Residents sift throuigh rubble after of a market was bombed in Baghdad's Shula district in northwestern Baghdad
Residents sift throuigh rubble after of a market was bombed in Baghdad's Shula district.

A wave of coordinated bomb attacks in Iraq, which have killed at least 68 people, have prompted fears that a government rift is deepening sectarian and ethnic divisions.

The bombings took place just days after the last U.S. troops left Iraq. Most of the areas targeted were Shiite districts, according to Iraqi officials.

No group has claimed responsibility.

The attacks came as political friction between the Sunni and Shiite factions of the coalition government increase, threatening the stability of the country.

Iraq's borders were drawn up by the colonial powers in the 1920s, leaving the territory divided along ethnic and sectarian lines.

The country's south is mainly made up of Shiites while the west is predominantly Sunni.

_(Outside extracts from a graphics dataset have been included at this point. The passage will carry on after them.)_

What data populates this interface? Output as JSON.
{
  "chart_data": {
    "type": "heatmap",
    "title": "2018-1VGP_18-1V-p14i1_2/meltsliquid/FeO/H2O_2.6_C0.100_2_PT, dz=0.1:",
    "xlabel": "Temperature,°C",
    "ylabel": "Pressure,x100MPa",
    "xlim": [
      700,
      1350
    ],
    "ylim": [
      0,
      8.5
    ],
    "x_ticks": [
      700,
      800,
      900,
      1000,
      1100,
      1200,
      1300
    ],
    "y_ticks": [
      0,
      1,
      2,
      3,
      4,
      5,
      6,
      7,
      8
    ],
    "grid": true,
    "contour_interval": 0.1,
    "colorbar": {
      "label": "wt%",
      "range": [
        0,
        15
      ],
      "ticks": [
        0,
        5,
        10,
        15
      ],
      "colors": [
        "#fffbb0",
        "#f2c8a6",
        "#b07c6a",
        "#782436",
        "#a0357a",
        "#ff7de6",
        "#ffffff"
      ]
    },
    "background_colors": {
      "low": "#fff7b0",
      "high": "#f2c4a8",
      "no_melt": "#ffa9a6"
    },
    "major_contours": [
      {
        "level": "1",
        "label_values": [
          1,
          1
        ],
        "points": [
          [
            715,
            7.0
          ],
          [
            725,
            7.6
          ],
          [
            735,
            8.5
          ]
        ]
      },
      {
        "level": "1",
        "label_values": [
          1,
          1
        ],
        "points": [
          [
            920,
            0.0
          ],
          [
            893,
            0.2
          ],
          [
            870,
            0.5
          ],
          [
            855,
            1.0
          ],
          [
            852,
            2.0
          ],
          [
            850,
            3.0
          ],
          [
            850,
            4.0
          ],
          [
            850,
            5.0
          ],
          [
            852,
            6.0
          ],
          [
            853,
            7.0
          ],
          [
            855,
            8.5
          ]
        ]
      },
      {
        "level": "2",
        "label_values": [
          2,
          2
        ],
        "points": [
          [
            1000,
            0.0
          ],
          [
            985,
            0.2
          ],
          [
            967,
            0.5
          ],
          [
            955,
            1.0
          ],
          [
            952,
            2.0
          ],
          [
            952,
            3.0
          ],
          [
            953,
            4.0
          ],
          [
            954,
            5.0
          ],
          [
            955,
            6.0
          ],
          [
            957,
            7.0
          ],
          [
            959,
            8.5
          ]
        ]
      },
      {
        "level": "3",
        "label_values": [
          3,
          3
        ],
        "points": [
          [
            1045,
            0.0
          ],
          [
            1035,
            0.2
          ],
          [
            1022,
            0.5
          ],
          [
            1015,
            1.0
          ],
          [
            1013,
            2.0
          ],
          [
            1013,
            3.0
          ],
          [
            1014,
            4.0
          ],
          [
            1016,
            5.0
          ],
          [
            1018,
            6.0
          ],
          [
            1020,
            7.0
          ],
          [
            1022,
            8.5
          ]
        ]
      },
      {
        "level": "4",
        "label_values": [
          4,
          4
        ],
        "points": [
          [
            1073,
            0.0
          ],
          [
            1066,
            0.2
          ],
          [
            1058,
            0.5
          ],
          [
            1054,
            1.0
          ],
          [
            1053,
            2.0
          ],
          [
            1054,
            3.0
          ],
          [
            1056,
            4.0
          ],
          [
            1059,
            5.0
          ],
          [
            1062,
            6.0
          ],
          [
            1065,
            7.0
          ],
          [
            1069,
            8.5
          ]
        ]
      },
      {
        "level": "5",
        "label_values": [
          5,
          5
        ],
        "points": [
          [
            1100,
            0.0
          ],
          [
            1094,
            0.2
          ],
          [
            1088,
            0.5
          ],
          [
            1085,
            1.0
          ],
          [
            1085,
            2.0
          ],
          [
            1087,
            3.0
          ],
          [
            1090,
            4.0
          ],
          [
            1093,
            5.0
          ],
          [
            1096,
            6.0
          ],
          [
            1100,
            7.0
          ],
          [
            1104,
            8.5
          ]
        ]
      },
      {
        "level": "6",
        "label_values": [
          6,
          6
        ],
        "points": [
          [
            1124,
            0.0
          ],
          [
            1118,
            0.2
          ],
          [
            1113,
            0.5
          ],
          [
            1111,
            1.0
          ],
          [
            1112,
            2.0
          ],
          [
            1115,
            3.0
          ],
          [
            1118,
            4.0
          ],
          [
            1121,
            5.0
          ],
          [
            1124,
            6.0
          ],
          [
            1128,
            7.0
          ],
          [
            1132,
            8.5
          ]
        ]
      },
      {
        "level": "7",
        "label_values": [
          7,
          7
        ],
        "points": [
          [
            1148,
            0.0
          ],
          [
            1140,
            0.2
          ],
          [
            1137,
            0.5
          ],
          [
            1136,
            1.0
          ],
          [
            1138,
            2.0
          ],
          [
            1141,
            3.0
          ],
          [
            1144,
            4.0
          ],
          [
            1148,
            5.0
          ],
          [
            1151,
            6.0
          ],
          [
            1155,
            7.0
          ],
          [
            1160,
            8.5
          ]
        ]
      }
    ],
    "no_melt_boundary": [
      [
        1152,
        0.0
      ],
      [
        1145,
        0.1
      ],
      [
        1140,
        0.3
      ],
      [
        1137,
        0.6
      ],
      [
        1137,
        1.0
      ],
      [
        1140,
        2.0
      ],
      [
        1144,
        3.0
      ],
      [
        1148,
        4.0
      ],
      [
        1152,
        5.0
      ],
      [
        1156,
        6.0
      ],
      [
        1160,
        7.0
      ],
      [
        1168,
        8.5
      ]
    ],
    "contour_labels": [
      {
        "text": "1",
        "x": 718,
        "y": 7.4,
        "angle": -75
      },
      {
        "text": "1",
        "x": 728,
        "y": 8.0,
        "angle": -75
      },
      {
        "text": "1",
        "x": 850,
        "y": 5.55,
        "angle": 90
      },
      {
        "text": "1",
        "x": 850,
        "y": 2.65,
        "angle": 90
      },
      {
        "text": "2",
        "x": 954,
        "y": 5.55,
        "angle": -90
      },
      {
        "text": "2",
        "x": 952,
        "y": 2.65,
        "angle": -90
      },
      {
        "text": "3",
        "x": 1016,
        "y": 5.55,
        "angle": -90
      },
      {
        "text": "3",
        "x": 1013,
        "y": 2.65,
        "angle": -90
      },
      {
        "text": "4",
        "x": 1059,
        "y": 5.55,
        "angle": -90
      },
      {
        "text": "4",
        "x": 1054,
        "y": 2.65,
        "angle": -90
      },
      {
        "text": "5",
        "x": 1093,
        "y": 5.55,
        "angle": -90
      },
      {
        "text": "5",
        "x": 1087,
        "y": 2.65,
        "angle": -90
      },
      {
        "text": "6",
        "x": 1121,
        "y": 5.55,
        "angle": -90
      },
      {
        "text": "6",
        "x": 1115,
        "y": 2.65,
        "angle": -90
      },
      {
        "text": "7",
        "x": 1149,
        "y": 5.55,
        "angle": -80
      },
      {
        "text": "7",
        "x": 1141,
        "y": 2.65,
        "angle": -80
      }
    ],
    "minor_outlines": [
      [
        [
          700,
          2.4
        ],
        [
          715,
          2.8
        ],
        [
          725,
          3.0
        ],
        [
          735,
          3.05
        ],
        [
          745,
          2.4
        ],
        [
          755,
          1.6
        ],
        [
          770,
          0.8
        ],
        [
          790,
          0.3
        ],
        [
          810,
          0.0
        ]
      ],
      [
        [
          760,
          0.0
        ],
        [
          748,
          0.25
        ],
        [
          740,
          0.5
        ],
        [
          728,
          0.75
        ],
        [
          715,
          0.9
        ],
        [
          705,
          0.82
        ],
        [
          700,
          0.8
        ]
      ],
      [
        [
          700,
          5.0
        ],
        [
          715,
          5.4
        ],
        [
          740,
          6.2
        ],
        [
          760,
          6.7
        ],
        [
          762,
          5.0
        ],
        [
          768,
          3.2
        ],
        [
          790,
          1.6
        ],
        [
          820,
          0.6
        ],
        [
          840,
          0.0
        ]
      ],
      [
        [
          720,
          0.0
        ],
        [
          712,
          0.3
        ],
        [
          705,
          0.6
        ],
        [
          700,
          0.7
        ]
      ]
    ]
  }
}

The semi-autonomous Kurdistan is in the north.

Kurdistan's oil reserves have sparked increasing tensions between the region's leaders and Baghdad.

Sunni Iraqis have also voiced concerned over what they perceive as a rise of authoritarianism within the government.

The recent political dispute between the Shiite Prime Minister Nouri Maliki and the Sunni Vice President Tariq al-Hashemi has added to pressures.

Sunnis politicians complain Maliki is using his position to advance Shiite interests.

Maliki has called for an arrest warrant against Hashemi, and accused him of running a death squad that targeted officials from the government.

The vice president has denied the accusations. He blamed the latest wave of bombings on Maliki, telling the BBC: "We should blame Mr Maliki, he started a national crisis and it's not easy to control.

"The Iraqis have a right to be worried."